Ketua Tim Kerja Pendaftaran dan Peredaran Pakan Ditjen PKH, Eny Hastuti, menjelaskan bahwa pakan merupakan faktor utama yang memengaruhi kesehatan dan produktivitas ternak sekaligus menjadi komponen biaya terbesar dalam usaha peternakan ayam petelur.

Menurutnya, kemampuan menyusun formulasi pakan yang tepat akan menghasilkan pakan berkualitas, memiliki kandungan nutrisi yang seimbang, mudah dicerna, serta sesuai dengan kebutuhan ayam pada setiap fase produksi.

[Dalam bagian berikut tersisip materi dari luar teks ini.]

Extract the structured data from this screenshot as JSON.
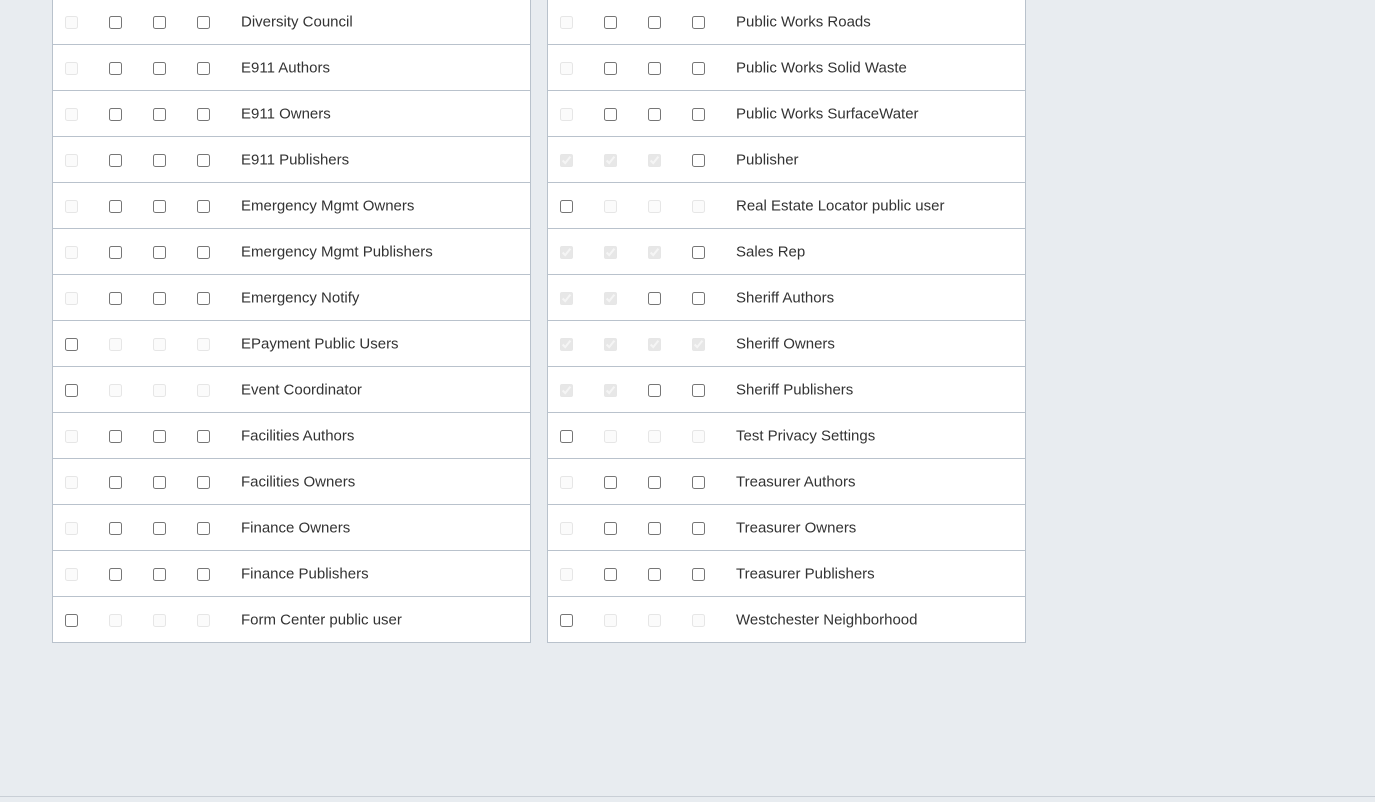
{
  "groups": {
    "left": [
      {
        "label": "Diversity Council",
        "checks": [
          [
            "false",
            "true"
          ],
          [
            "false",
            "false"
          ],
          [
            "false",
            "false"
          ],
          [
            "false",
            "false"
          ]
        ]
      },
      {
        "label": "E911 Authors",
        "checks": [
          [
            "false",
            "true"
          ],
          [
            "false",
            "false"
          ],
          [
            "false",
            "false"
          ],
          [
            "false",
            "false"
          ]
        ]
      },
      {
        "label": "E911 Owners",
        "checks": [
          [
            "false",
            "true"
          ],
          [
            "false",
            "false"
          ],
          [
            "false",
            "false"
          ],
          [
            "false",
            "false"
          ]
        ]
      },
      {
        "label": "E911 Publishers",
        "checks": [
          [
            "false",
            "true"
          ],
          [
            "false",
            "false"
          ],
          [
            "false",
            "false"
          ],
          [
            "false",
            "false"
          ]
        ]
      },
      {
        "label": "Emergency Mgmt Owners",
        "checks": [
          [
            "false",
            "true"
          ],
          [
            "false",
            "false"
          ],
          [
            "false",
            "false"
          ],
          [
            "false",
            "false"
          ]
        ]
      },
      {
        "label": "Emergency Mgmt Publishers",
        "checks": [
          [
            "false",
            "true"
          ],
          [
            "false",
            "false"
          ],
          [
            "false",
            "false"
          ],
          [
            "false",
            "false"
          ]
        ]
      },
      {
        "label": "Emergency Notify",
        "checks": [
          [
            "false",
            "true"
          ],
          [
            "false",
            "false"
          ],
          [
            "false",
            "false"
          ],
          [
            "false",
            "false"
          ]
        ]
      },
      {
        "label": "EPayment Public Users",
        "checks": [
          [
            "false",
            "false"
          ],
          [
            "false",
            "true"
          ],
          [
            "false",
            "true"
          ],
          [
            "false",
            "true"
          ]
        ]
      },
      {
        "label": "Event Coordinator",
        "checks": [
          [
            "false",
            "false"
          ],
          [
            "false",
            "true"
          ],
          [
            "false",
            "true"
          ],
          [
            "false",
            "true"
          ]
        ]
      },
      {
        "label": "Facilities Authors",
        "checks": [
          [
            "false",
            "true"
          ],
          [
            "false",
            "false"
          ],
          [
            "false",
            "false"
          ],
          [
            "false",
            "false"
          ]
        ]
      },
      {
        "label": "Facilities Owners",
        "checks": [
          [
            "false",
            "true"
          ],
          [
            "false",
            "false"
          ],
          [
            "false",
            "false"
          ],
          [
            "false",
            "false"
          ]
        ]
      },
      {
        "label": "Finance Owners",
        "checks": [
          [
            "false",
            "true"
          ],
          [
            "false",
            "false"
          ],
          [
            "false",
            "false"
          ],
          [
            "false",
            "false"
          ]
        ]
      },
      {
        "label": "Finance Publishers",
        "checks": [
          [
            "false",
            "true"
          ],
          [
            "false",
            "false"
          ],
          [
            "false",
            "false"
          ],
          [
            "false",
            "false"
          ]
        ]
      },
      {
        "label": "Form Center public user",
        "checks": [
          [
            "false",
            "false"
          ],
          [
            "false",
            "true"
          ],
          [
            "false",
            "true"
          ],
          [
            "false",
            "true"
          ]
        ]
      }
    ],
    "right": [
      {
        "label": "Public Works Roads",
        "checks": [
          [
            "false",
            "true"
          ],
          [
            "false",
            "false"
          ],
          [
            "false",
            "false"
          ],
          [
            "false",
            "false"
          ]
        ]
      },
      {
        "label": "Public Works Solid Waste",
        "checks": [
          [
            "false",
            "true"
          ],
          [
            "false",
            "false"
          ],
          [
            "false",
            "false"
          ],
          [
            "false",
            "false"
          ]
        ]
      },
      {
        "label": "Public Works SurfaceWater",
        "checks": [
          [
            "false",
            "true"
          ],
          [
            "false",
            "false"
          ],
          [
            "false",
            "false"
          ],
          [
            "false",
            "false"
          ]
        ]
      },
      {
        "label": "Publisher",
        "checks": [
          [
            "true",
            "true"
          ],
          [
            "true",
            "true"
          ],
          [
            "true",
            "true"
          ],
          [
            "false",
            "false"
          ]
        ]
      },
      {
        "label": "Real Estate Locator public user",
        "checks": [
          [
            "false",
            "false"
          ],
          [
            "false",
            "true"
          ],
          [
            "false",
            "true"
          ],
          [
            "false",
            "true"
          ]
        ]
      },
      {
        "label": "Sales Rep",
        "checks": [
          [
            "true",
            "true"
          ],
          [
            "true",
            "true"
          ],
          [
            "true",
            "true"
          ],
          [
            "false",
            "false"
          ]
        ]
      },
      {
        "label": "Sheriff Authors",
        "checks": [
          [
            "true",
            "true"
          ],
          [
            "true",
            "true"
          ],
          [
            "false",
            "false"
          ],
          [
            "false",
            "false"
          ]
        ]
      },
      {
        "label": "Sheriff Owners",
        "checks": [
          [
            "true",
            "true"
          ],
          [
            "true",
            "true"
          ],
          [
            "true",
            "true"
          ],
          [
            "true",
            "true"
          ]
        ]
      },
      {
        "label": "Sheriff Publishers",
        "checks": [
          [
            "true",
            "true"
          ],
          [
            "true",
            "true"
          ],
          [
            "false",
            "false"
          ],
          [
            "false",
            "false"
          ]
        ]
      },
      {
        "label": "Test Privacy Settings",
        "checks": [
          [
            "false",
            "false"
          ],
          [
            "false",
            "true"
          ],
          [
            "false",
            "true"
          ],
          [
            "false",
            "true"
          ]
        ]
      },
      {
        "label": "Treasurer Authors",
        "checks": [
          [
            "false",
            "true"
          ],
          [
            "false",
            "false"
          ],
          [
            "false",
            "false"
          ],
          [
            "false",
            "false"
          ]
        ]
      },
      {
        "label": "Treasurer Owners",
        "checks": [
          [
            "false",
            "true"
          ],
          [
            "false",
            "false"
          ],
          [
            "false",
            "false"
          ],
          [
            "false",
            "false"
          ]
        ]
      },
      {
        "label": "Treasurer Publishers",
        "checks": [
          [
            "false",
            "true"
          ],
          [
            "false",
            "false"
          ],
          [
            "false",
            "false"
          ],
          [
            "false",
            "false"
          ]
        ]
      },
      {
        "label": "Westchester Neighborhood",
        "checks": [
          [
            "false",
            "false"
          ],
          [
            "false",
            "true"
          ],
          [
            "false",
            "true"
          ],
          [
            "false",
            "true"
          ]
        ]
      }
    ]
  },
  "colors": {
    "page_background": "#e8ecf0",
    "panel_background": "#ffffff",
    "border": "#b9c2cc",
    "text": "#333333"
  }
}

Ia menambahkan, pelaksanaan bimtek merupakan hasil kolaborasi antara Direktorat Pakan Ditjen PKH, Dinas Peternakan Provinsi Jawa Timur, dan Dinas Ketahanan Pangan dan Peternakan Kabupaten Kediri.

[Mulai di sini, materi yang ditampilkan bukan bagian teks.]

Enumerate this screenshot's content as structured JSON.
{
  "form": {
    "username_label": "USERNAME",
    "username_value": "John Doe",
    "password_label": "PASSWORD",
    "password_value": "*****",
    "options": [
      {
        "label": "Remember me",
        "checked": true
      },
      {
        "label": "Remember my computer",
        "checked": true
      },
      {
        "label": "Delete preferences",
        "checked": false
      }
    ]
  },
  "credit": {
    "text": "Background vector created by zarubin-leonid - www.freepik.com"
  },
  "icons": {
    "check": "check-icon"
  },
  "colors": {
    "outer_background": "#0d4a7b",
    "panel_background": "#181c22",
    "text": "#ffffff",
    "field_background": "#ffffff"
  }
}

Melalui pelatihan tersebut, peternak diharapkan lebih adaptif menghadapi fluktuasi harga bahan baku pakan sekaligus mampu meningkatkan efisiensi usaha secara berkelanjutan.

Kepala Bidang Peternakan Dinas Ketahanan Pangan dan Peternakan Kabupaten Kediri, Istar Abadi, mengapresiasi penyelenggaraan kegiatan tersebut. Menurutnya, pelatihan membuka peluang bagi peternak untuk memanfaatkan bahan baku lokal yang tersedia di daerah sebagai alternatif penyusun pakan berkualitas.

Pemanfaatan bahan baku lokal dinilai tidak hanya mampu menekan biaya produksi, tetapi juga mempermudah peternak memperoleh bahan pakan yang aman dan sesuai standar.

Istar juga mengusulkan agar pembinaan ke depan tidak hanya berupa pelatihan teori, melainkan dilanjutkan dengan praktik langsung pencampuran pakan bagi Anak Buah Kandang (ABK) sehingga penerapan di lapangan menjadi lebih optimal.

Antusiasme peserta terlihat selama pelaksanaan kegiatan. Salah seorang peternak mengaku memperoleh banyak pengetahuan baru, mulai dari menghitung kebutuhan nutrisi ayam hingga menyusun formulasi pakan yang lebih hemat dan efisien.

Sementara itu, akademisi sekaligus dosen peternakan Universitas Muhammadiyah Malang, Akhis Soleh Ismail, menilai kemampuan menyusun formulasi pakan merupakan keterampilan penting agar peternak mampu bertahan menghadapi dinamika harga bahan baku.

Ia berharap ilmu yang diperoleh selama pelatihan dapat diterapkan secara langsung sehingga biaya produksi semakin efisien, produktivitas ayam tetap terjaga, dan keuntungan usaha peternak meningkat.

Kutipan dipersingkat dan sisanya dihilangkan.